Their meeting in the Miami Open final — the 37th time the pair have squared off — had particular resonance. This was the event where they played their first two matches; the first in 2004 going Nadal’s way, the second seeing Federer come back from two sets down to win the title in 2005 (back then, Masters finals were best of five sets).
While fans might have been hoping for another nailbiting final, the reality was that Federer was always in control in Miami. We’re going to take a closer look at how the No.4 seed took his 2017 record against Nadal to 3-0.
Set 1: 6-3
You know that we’re into a new era in the Fedal rivalry when Roger is the favourite going into the match. That was the case in Miami, where the No.4 seed had a pre-match win probability of 53%.

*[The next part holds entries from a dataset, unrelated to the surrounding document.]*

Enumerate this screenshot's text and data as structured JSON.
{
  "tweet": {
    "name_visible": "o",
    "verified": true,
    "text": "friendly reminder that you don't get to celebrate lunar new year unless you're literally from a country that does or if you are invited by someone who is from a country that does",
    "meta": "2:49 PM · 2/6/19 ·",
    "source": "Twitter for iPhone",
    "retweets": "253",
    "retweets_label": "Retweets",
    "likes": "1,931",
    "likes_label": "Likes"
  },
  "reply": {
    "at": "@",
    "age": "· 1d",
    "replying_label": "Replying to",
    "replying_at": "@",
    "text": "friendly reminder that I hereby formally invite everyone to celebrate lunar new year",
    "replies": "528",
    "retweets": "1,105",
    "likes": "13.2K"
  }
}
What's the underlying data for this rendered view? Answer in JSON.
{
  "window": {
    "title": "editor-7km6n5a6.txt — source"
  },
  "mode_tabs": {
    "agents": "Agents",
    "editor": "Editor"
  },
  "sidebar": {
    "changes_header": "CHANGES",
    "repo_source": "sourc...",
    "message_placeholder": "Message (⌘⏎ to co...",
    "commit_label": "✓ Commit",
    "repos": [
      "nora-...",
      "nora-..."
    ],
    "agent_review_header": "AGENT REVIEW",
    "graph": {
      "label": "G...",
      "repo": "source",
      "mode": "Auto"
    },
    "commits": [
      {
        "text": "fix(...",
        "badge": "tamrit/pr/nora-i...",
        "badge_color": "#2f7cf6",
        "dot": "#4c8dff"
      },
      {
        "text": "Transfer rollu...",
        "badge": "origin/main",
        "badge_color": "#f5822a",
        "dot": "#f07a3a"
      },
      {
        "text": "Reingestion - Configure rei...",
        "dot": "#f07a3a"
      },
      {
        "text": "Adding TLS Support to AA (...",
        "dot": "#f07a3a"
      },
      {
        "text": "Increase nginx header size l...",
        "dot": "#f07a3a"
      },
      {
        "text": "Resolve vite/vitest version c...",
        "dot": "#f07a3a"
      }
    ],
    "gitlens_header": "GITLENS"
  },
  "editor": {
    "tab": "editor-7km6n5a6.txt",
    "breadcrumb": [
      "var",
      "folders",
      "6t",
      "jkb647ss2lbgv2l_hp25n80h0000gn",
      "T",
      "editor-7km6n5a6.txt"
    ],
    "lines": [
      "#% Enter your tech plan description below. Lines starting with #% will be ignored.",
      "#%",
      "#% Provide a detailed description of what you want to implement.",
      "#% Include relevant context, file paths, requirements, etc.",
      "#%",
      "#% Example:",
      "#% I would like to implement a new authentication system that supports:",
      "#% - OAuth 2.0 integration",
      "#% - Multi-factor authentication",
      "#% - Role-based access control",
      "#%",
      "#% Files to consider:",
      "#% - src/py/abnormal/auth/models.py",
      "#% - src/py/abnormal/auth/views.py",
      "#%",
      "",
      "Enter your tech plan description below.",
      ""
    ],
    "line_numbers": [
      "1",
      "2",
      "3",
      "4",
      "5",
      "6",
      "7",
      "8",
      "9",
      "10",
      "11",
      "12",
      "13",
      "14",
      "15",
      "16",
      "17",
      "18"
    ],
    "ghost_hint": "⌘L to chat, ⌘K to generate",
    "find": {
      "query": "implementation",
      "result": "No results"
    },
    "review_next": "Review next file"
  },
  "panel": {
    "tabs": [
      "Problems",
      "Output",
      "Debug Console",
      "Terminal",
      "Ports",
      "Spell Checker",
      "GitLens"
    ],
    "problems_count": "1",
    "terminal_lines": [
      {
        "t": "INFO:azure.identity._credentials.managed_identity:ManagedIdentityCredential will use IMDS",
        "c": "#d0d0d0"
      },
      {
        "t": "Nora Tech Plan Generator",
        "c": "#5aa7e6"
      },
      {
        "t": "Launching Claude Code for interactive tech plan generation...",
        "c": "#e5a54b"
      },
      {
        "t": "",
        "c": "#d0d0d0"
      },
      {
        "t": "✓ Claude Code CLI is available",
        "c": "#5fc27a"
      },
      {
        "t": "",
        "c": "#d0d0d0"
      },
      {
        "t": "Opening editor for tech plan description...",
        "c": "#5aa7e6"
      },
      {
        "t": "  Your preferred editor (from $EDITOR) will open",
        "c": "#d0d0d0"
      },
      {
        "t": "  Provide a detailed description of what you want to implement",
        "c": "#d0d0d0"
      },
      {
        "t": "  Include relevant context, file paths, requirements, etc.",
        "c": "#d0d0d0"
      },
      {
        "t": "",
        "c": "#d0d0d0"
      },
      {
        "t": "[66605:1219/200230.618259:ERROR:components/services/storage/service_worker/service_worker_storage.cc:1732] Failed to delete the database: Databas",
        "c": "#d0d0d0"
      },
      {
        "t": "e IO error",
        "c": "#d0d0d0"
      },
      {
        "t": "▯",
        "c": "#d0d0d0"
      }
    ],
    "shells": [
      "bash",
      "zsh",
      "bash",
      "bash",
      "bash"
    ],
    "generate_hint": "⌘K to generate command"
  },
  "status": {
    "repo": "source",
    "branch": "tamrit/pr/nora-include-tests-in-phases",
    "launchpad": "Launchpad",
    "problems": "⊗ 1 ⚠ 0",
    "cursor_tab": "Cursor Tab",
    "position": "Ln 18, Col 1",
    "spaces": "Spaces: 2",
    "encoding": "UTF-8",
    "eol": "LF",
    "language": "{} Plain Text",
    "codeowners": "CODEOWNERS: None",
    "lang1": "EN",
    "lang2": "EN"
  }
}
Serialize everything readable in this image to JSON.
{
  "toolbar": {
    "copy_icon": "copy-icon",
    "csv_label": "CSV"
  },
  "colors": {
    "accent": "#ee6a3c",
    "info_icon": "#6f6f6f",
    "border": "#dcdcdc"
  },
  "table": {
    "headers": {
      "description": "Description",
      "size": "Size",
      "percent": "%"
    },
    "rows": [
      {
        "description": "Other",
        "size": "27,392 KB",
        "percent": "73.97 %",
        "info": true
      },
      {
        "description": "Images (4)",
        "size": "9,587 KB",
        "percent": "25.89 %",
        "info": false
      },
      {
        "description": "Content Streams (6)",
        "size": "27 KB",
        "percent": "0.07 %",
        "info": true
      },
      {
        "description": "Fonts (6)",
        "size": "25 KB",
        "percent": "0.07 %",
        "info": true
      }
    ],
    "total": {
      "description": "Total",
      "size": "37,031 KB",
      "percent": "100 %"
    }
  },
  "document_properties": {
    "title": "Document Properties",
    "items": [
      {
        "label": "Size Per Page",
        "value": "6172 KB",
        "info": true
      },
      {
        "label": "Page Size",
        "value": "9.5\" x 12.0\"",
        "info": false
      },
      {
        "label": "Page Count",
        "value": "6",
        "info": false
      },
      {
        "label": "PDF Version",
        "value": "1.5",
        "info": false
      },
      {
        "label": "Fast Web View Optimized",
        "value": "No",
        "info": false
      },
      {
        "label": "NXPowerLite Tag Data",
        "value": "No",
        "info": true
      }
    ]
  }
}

When we track the momentum of the match, we can see that the real battle took place in the first set. There were 19 points that increased Federer’s win probability by more than 8 percentage points, establishing a trend that would not waver through the second set.
Games one, four and eight saw the biggest momentum shifts in the opening set. The first game of the match was the only on Federer’s serve where the Swiss star had to defend break points.
Having done so, the set could have gone either way until the first break in the eighth game, which brought Federer’s win chances to 75%.
Set 2: 6-4
Federer not only carried an 85% win probability going into the second set, but had the momentum too. This showed on the serve, where he didn’t face any significant threats. It took him three opportunities over nine game, but he was able to break Nadal’s serve and increase his win probability enormously.
Federer’s win in Miami represents more than just a Masters title. It puts him in a dominant 3-0 position against his long-standing nemesis, Rafael Nadal. That could be a game changer at Roland Garros, and may open the door to possible run at a second French title.